«Rangé du côté de la mort»

Chaque 10 décembre, le soir, j’ai l’habitude de mettre sagement ma bougie d’Amnesty International devant ma fenêtre pour protester en faveur des prisonniers politiques, ainsi que contre toute persécution d’innocents de par le monde. De même je suis contre la peine de mort, parce que je trouve qu’il ne nous appartient pas de mettre un autre être humain à mort, fût-il le plus criminel! Or, quelle ne fut pas notre sidération, quand, lors de notre manifestation en faveur des enfants à naître, et contre la loi permettant de tuer sans indication de motif aucune, un enfant non né pendant les douze premières semaines de la grossesse. Nous découvrîmes une délégation officielle d’AI dans les rangs  du  Collectif «Si je veux», qui, sur leur banderole, avait marqué avec un cynisme provocateur, qu’être «pour le choix», c’est être «pour la vie». Nous n’en pouvions croire nos yeux. Y a-t-il être plus innocent et sans défense qu’un embryon?

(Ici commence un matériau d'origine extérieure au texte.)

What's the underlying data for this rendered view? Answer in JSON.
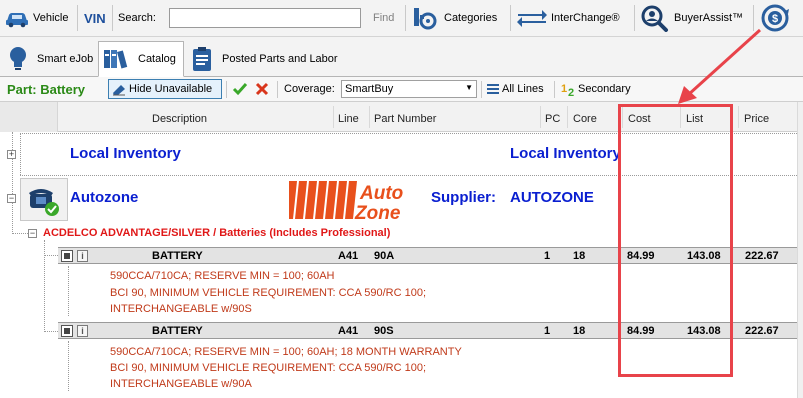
{
  "toolbar": {
    "vehicle_label": "Vehicle",
    "vin_label": "VIN",
    "search_label": "Search:",
    "search_value": "",
    "find_label": "Find",
    "categories_label": "Categories",
    "interchange_label": "InterChange®",
    "buyerassist_label": "BuyerAssist™"
  },
  "tabs": [
    {
      "label": "Smart eJob",
      "icon": "lightbulb-icon"
    },
    {
      "label": "Catalog",
      "icon": "books-icon",
      "active": true
    },
    {
      "label": "Posted Parts and Labor",
      "icon": "clipboard-icon"
    }
  ],
  "filterbar": {
    "part_label": "Part: Battery",
    "hide_unavailable_label": "Hide Unavailable",
    "coverage_label": "Coverage:",
    "coverage_value": "SmartBuy",
    "all_lines_label": "All Lines",
    "secondary_label": "Secondary"
  },
  "columns": [
    "Description",
    "Line",
    "Part Number",
    "PC",
    "Core",
    "Cost",
    "List",
    "Price"
  ],
  "local_inventory": {
    "label_left": "Local Inventory",
    "label_right": "Local Inventory"
  },
  "supplier_group": {
    "name": "Autozone",
    "supplier_label": "Supplier:",
    "supplier_value": "AUTOZONE",
    "logo_text_top": "Auto",
    "logo_text_bottom": "Zone"
  },
  "category": "ACDELCO ADVANTAGE/SILVER / Batteries (Includes Professional)",
  "parts": [
    {
      "description": "BATTERY",
      "line": "A41",
      "part_number": "90A",
      "pc": "1",
      "core": "18",
      "cost": "84.99",
      "list": "143.08",
      "price": "222.67",
      "details": [
        "590CCA/710CA; RESERVE MIN = 100; 60AH",
        "BCI 90, MINIMUM VEHICLE REQUIREMENT: CCA 590/RC 100;",
        "INTERCHANGEABLE w/90S"
      ]
    },
    {
      "description": "BATTERY",
      "line": "A41",
      "part_number": "90S",
      "pc": "1",
      "core": "18",
      "cost": "84.99",
      "list": "143.08",
      "price": "222.67",
      "details": [
        "590CCA/710CA; RESERVE MIN = 100; 60AH; 18 MONTH WARRANTY",
        "BCI 90, MINIMUM VEHICLE REQUIREMENT: CCA 590/RC 100;",
        "INTERCHANGEABLE w/90A"
      ]
    }
  ],
  "colors": {
    "accent_blue": "#0a1fd0",
    "category_red": "#e01717",
    "detail_text": "#c03a1a",
    "part_label_green": "#2b8a17",
    "annotation_red": "#e8434a",
    "autozone_orange": "#e8501c"
  }
}
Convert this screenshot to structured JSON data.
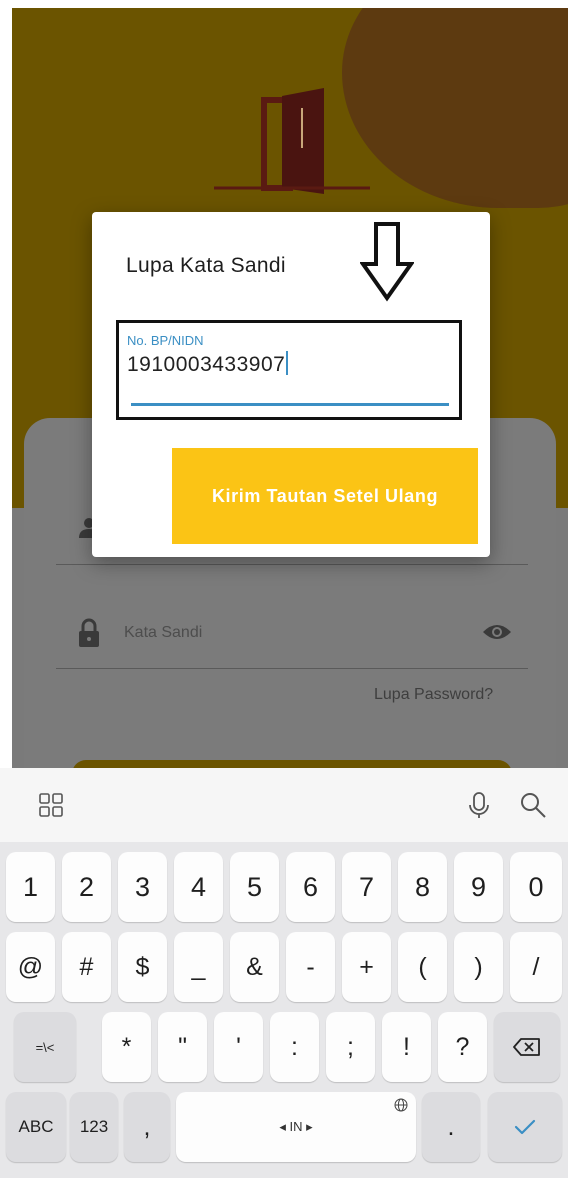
{
  "dialog": {
    "title": "Lupa Kata Sandi",
    "field_label": "No. BP/NIDN",
    "field_value": "1910003433907",
    "submit_label": "Kirim Tautan Setel Ulang"
  },
  "login": {
    "password_placeholder": "Kata Sandi",
    "forgot_link": "Lupa Password?"
  },
  "keyboard": {
    "toolbar_icons": [
      "apps-grid-icon",
      "microphone-icon",
      "search-icon"
    ],
    "row_numbers": [
      "1",
      "2",
      "3",
      "4",
      "5",
      "6",
      "7",
      "8",
      "9",
      "0"
    ],
    "row_symbols": [
      "@",
      "#",
      "$",
      "_",
      "&",
      "-",
      "+",
      "(",
      ")",
      "/"
    ],
    "row_punct_switch": "=\\<",
    "row_punct": [
      "*",
      "\"",
      "'",
      ":",
      ";",
      "!",
      "?"
    ],
    "abc_label": "ABC",
    "num_label": "123",
    "comma_label": ",",
    "space_label": "◂ IN ▸",
    "period_label": "."
  },
  "colors": {
    "accent_blue": "#3b8fc4",
    "button_yellow": "#fbc415",
    "background_gold": "#6b5400"
  }
}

Indignés, nous avons voulu savoir pourquoi Amnesty International, au lieu de nous soutenir, se rangeait  du  côté de la mort. Or, il se montrait, que ceux de ses membres avec lesquels j’essayais de discuter, n’avaient aucune idée de l’état avancé réel  du  développement d’un embryon dès les toutes premières semaines, et qu’il ne fait désormais plus aucun doute pour la science que la vie commence dès la conception. Je ne peux pas croire que les avortements clandestins et la persécution de femmes ayant avorté dans certains pays puissent motiver des défenseurs des droits humains à manifester en faveur d’une loi, qui, à l’autre extrême, transforme l’avortement en un acte de «santé» et par conséquent en un droit généralisé. Je ne peux pas croire que ces quelques manifestants représentent l’opinion générale d’une association, que j’ai beaucoup appréciée et soutenue jusqu’à présent!